「結婚生活31年目を迎えたソームズ夫妻だったが、妻のケイは二人でともに過ごす時間が無くなっていく現状を嘆いていた。その一方で夫のアーノルドは現状に無関心だった。ある日ケイは夫に無断でフェルド医師のカップル向け滞在型集中カウンセリングに申し込む。」
アメリカでは夫婦の愛が冷めたらさっさと離婚するのかと思っていましたので、高いお金を払って夫婦関係の修復を図るのかと少なからず驚きました。
映画の中では夫婦でカウンセリングを受ける場面が何度も出てきます。あからさまな質問に戸惑う二人、また具体的な指図にはそんなことは出来ないとか言い出し、見ている方はどうもつまらなくて退屈でした。
すったもんだの挙句、何とか一週間ぐらいで事態は好転したらしい(私にはよくわからなかった)これで解決?まだいろいろ引きずることがありそう、と思いながら見ていました。日本でも都会ならこんなカウンセリングがあるのでしょうか。
日本の場合、結婚して子供が生まれ、しばらくすると家を買うとか子供の教育とか、そんな問題が浮上、夫婦は一対の男女というより共同生活者として問題解決にあたる、そんな関係に移行するように見えるのですが、どうでしょう?それはいいことなのか悪いことなのか。

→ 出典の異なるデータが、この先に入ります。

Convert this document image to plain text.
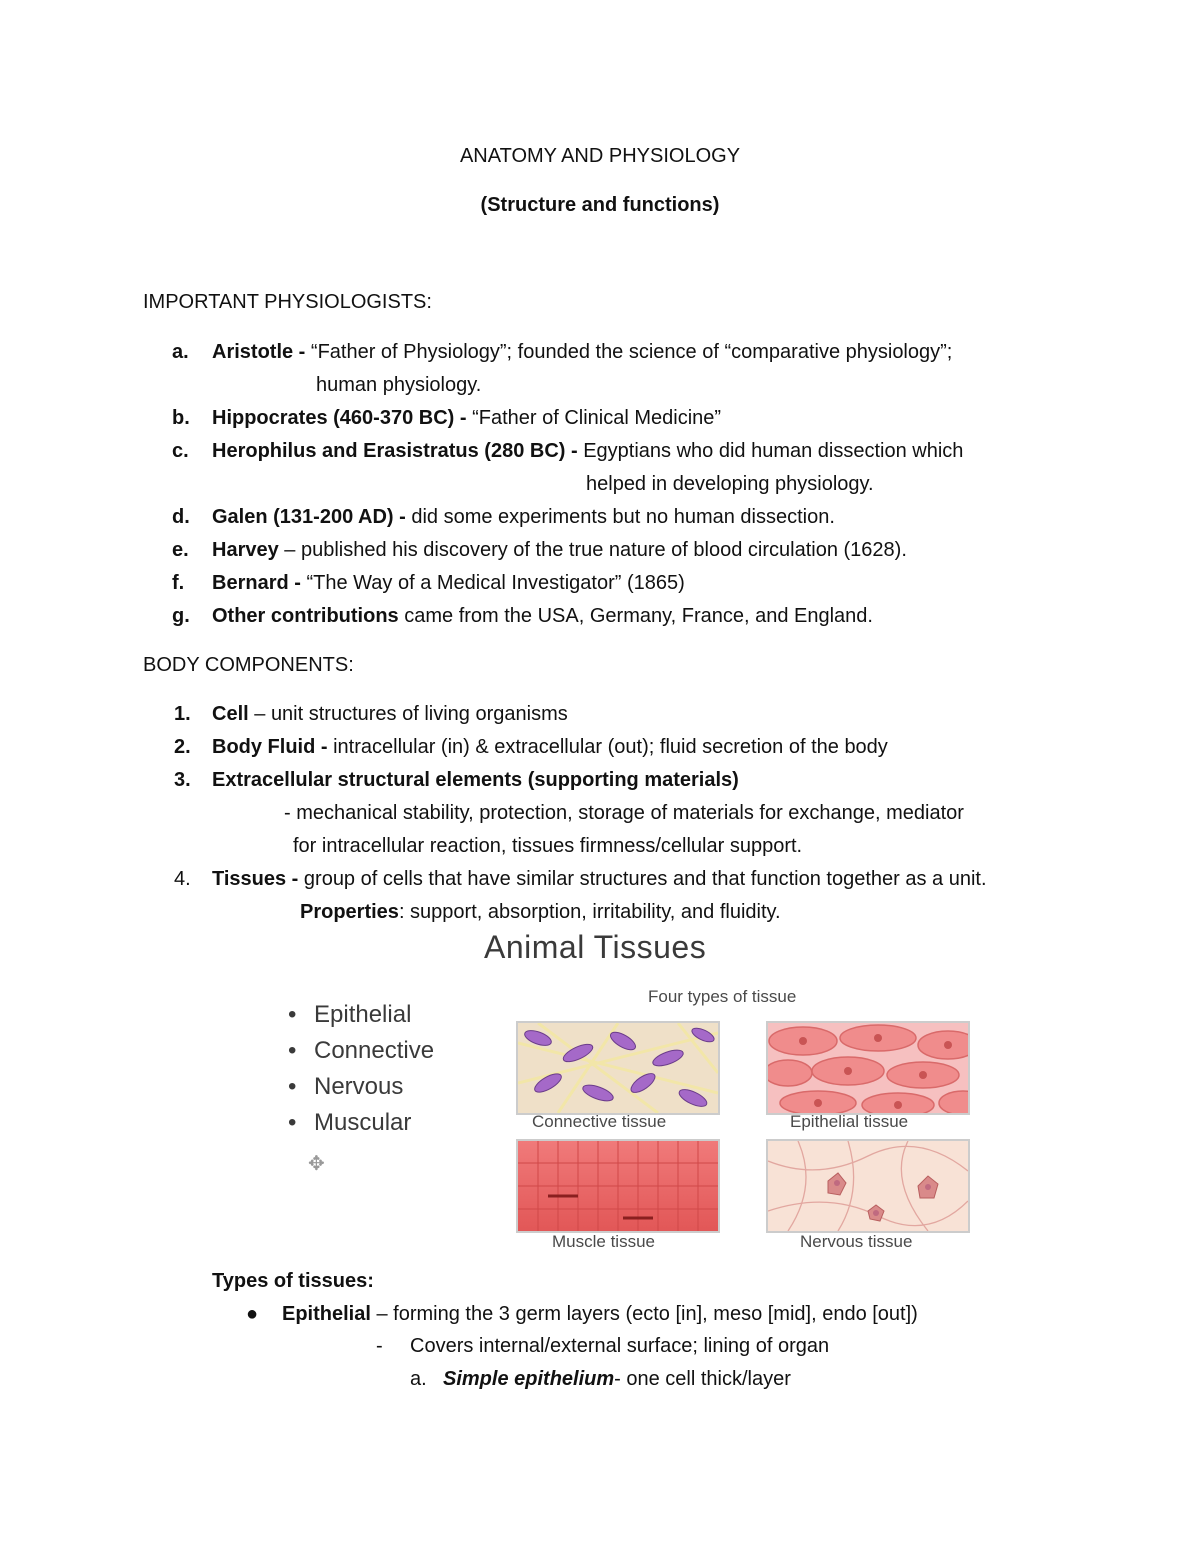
ANATOMY AND PHYSIOLOGY
(Structure and functions)
IMPORTANT PHYSIOLOGISTS:
a. Aristotle - “Father of Physiology”; founded the science of “comparative physiology”;
human physiology.
b. Hippocrates (460-370 BC) - “Father of Clinical Medicine”
c. Herophilus and Erasistratus (280 BC) - Egyptians who did human dissection which
helped in developing physiology.
d. Galen (131-200 AD) - did some experiments but no human dissection.
e. Harvey – published his discovery of the true nature of blood circulation (1628).
f. Bernard - “The Way of a Medical Investigator” (1865)
g. Other contributions came from the USA, Germany, France, and England.
BODY COMPONENTS:
1. Cell – unit structures of living organisms
2. Body Fluid - intracellular (in) & extracellular (out); fluid secretion of the body
3. Extracellular structural elements (supporting materials)
- mechanical stability, protection, storage of materials for exchange, mediator
for intracellular reaction, tissues firmness/cellular support.
4. Tissues - group of cells that have similar structures and that function together as a unit.
Properties: support, absorption, irritability, and fluidity.
Animal Tissues
Four types of tissue
• Epithelial
• Connective
• Nervous
• Muscular
✥
Connective tissue	Epithelial tissue
Muscle tissue	Nervous tissue
Types of tissues:
● Epithelial – forming the 3 germ layers (ecto [in], meso [mid], endo [out])
- Covers internal/external surface; lining of organ
a. Simple epithelium- one cell thick/layer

こんなことを書く私、結婚31年目は一人だったし、子供時代、父親は死んでいたし夫婦のことはよくわかりません。
この映画を見終って、昔読んだ「愛はなぜ終わるのか」という本を思い出しました。その本によると、「生物学的にみると人間の愛は4年で終わるのが自然である。不倫は一夫一婦制につきものであり男も女も性的に多様な相手を求め結婚を繰り返すことは生物学的な人間性に合致している」というようなことが書いてありました。
(何故4年かというと二人の間の子供が一応独り立ちするまでが4年なのだそうで、多様な相手の子供を産んだ方が種の繁栄のためには有利であるということらしい)
どうも夫婦間の愛情は冷めるのが普通であるらしい、カウンセリングなど受けても結局無駄なのかもしれません。それでもそう簡単に別れるわけにもいかないし、その辺の悩みから詩が書かれたり映画や小説が生まれたり。
映画で妻を演じているのがメリル・ストリープ、この人はプラダを着た悪魔だとかマーガレット・サッチャーのような役の方が似合うと思いました。